Question

Find the tangent of the angle between the lines whose intercepts on the axes are respectively a, -b and b, -a.

Answer 1

- Hint:- With the given intercepts find the points through which the 2 lines pass. Find the slope of the 2 lines, i.e. find \[{{m}_{1}}\] and \[{{m}_{2}}\] using the formula to find slope. Thus find the tangent of angle, \[\tan \theta \].

Complete step-by-step answer: -
We have been given the intercepts of the axes as a, -b and b, -a.
The intercepts of the first line are a and –b.
Thus the line passes through the point, (a, 0) and (0, -b). We can find the slope of line m, using the formula,
\[m=\dfrac{{{y}_{2}}-{{y}_{1}}}{{{x}_{2}}-{{x}_{1}}}\]
Thus the slope of the line formed by point (a, 0)and (0, -b) is \[{{m}_{1}}\].
Take \[\left( {{x}_{1}},{{y}_{1}} \right)=\left( a,0 \right)\] and \[\left( {{x}_{2}},{{y}_{2}} \right)=\left( 0,-b \right)\].
\[\therefore \]Slope of line, \[{{m}_{1}}=\dfrac{{{y}_{2}}-{{y}_{1}}}{{{x}_{2}}-{{x}_{1}}}=\dfrac{-b-0}{0-a}=\dfrac{-b}{-a}=\dfrac{b}{a}\].
Thus we got the slope of the 1st line as, \[{{m}_{1}}={}^{b}/{}_{a}\].
Now let us find the slope of the other line. Given to us are the intercepts of the lines as –b, a. Thus the points are (b, 0) and (0, -a).
Thus the line passes through the points (b, 0) and (0, -a).
The slope of the line formed by these points (b, 0) and (0, -a) is \[{{m}_{2}}\].
\[\therefore \]Slope of line, \[{{m}_{2}}=\dfrac{{{y}_{2}}-{{y}_{1}}}{{{x}_{2}}-{{x}_{1}}}\].
Take \[\left( {{x}_{1}},{{y}_{1}} \right)=\left( b,0 \right)\] and \[\left( {{x}_{2}},{{y}_{2}} \right)=\left( 0,-a \right)\].
\[\therefore \]Slope of line, \[{{m}_{2}}=\dfrac{-a-0}{0-b}=\dfrac{-a}{-b}=\dfrac{a}{b}\].
Thus we got the slope of the 2nd line as, \[{{m}_{2}}={}^{a}/{}_{b}\].
Now we have 2 slopes of two lines \[{{m}_{1}}\] and \[{{m}_{2}}\]. The angle formed between them is given by the formula,
\[\tan \theta =\left| \dfrac{{{m}_{1}}-{{m}_{2}}}{1+{{m}_{1}}{{m}_{2}}} \right|\].
Thus substitute the value of \[{{m}_{1}}\] and \[{{m}_{2}}\] in the above expression.
\[\tan \theta =\left| \dfrac{\dfrac{b}{a}-\dfrac{a}{b}}{1+\left( \dfrac{b}{a}\times \dfrac{a}{b} \right)} \right|=\left| \dfrac{\dfrac{{{b}^{2}}-{{a}^{2}}}{ab}}{1+1} \right|=\left| \dfrac{{{b}^{2}}-{{a}^{2}}}{2ab} \right|\]
\[\therefore \tan \theta =\left| \dfrac{{{b}^{2}}-{{a}^{2}}}{2ab} \right|\].
Thus we got the tangent of the angle between the line as \[\left( \dfrac{{{b}^{2}}-{{a}^{2}}}{2ab} \right)\].

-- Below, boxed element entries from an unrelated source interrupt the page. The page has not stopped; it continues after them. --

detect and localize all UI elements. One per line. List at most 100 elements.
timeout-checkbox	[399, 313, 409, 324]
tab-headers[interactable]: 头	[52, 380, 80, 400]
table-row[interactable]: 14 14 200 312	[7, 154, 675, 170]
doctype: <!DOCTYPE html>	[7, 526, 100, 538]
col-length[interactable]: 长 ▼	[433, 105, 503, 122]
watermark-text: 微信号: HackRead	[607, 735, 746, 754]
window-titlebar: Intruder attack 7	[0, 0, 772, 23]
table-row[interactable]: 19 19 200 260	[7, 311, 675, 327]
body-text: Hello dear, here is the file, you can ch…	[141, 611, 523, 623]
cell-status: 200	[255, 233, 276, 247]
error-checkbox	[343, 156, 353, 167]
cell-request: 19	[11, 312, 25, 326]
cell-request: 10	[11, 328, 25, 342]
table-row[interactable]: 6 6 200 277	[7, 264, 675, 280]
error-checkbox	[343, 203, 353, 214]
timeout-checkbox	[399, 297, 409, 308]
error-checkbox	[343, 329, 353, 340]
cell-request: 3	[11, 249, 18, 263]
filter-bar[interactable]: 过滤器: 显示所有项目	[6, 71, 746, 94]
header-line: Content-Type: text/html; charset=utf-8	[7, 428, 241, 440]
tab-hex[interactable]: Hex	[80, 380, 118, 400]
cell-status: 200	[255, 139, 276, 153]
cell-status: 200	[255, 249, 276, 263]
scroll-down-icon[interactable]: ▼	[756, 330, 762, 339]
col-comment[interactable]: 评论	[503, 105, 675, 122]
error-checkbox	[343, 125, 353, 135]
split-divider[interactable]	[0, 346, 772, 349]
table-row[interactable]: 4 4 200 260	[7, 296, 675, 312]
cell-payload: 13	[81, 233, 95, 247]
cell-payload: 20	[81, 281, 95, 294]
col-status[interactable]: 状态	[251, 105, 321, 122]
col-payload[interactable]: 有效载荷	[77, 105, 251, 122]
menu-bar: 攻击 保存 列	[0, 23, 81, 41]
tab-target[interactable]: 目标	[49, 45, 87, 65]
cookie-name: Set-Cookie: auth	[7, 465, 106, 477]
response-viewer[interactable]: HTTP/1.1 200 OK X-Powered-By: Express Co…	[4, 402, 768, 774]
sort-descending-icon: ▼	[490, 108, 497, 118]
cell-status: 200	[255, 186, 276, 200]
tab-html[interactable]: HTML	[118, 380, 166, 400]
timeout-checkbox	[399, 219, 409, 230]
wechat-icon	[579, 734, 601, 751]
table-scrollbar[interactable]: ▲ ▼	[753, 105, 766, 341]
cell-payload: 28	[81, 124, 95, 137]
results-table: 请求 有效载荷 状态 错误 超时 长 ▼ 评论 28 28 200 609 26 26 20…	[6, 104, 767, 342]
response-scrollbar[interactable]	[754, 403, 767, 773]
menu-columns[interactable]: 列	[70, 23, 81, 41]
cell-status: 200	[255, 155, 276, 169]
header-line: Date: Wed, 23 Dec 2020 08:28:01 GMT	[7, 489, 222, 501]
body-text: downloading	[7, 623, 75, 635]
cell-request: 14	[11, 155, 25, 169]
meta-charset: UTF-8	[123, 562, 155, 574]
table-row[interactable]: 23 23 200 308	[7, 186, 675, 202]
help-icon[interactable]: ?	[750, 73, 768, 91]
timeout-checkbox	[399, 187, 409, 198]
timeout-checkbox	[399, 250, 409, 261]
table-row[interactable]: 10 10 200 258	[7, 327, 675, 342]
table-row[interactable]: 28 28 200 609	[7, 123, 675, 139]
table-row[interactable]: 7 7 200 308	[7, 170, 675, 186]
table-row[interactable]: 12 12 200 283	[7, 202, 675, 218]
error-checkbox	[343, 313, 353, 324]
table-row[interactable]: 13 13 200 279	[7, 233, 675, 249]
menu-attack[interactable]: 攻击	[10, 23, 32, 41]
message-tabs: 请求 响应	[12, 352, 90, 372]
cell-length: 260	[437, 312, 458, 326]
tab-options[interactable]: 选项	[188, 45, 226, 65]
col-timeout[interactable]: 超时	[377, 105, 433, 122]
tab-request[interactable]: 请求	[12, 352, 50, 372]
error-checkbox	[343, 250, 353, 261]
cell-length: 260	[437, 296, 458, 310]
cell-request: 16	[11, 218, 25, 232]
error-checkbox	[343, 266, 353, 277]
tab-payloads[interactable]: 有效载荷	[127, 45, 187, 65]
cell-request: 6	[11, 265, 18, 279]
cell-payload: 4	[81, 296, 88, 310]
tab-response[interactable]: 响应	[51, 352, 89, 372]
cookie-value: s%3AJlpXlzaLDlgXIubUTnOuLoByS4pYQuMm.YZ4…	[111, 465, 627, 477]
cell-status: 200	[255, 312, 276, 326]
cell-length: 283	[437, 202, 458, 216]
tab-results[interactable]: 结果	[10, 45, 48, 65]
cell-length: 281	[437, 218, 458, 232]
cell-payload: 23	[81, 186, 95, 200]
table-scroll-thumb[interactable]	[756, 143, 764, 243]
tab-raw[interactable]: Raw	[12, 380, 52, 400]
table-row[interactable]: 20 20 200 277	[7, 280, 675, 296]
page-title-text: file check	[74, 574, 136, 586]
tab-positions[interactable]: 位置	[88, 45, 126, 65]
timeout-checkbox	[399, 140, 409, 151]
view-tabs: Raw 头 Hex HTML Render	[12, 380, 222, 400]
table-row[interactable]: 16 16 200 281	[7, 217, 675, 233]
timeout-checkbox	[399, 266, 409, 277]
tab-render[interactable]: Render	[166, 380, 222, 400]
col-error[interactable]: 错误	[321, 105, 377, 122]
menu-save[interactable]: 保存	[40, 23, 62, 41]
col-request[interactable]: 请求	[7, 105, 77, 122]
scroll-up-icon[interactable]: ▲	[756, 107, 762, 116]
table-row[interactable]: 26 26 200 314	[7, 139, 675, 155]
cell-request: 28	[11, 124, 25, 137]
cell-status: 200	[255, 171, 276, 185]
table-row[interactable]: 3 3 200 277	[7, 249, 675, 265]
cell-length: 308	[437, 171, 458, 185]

Note:- The formula for tangent of angle \[\left( \tan \theta \right)\] works only on acute angles, i.e. acute angles formed by two lines. This formula doesn’t work for perpendicular lines. From the question tangent of angle means \[\tan \theta \].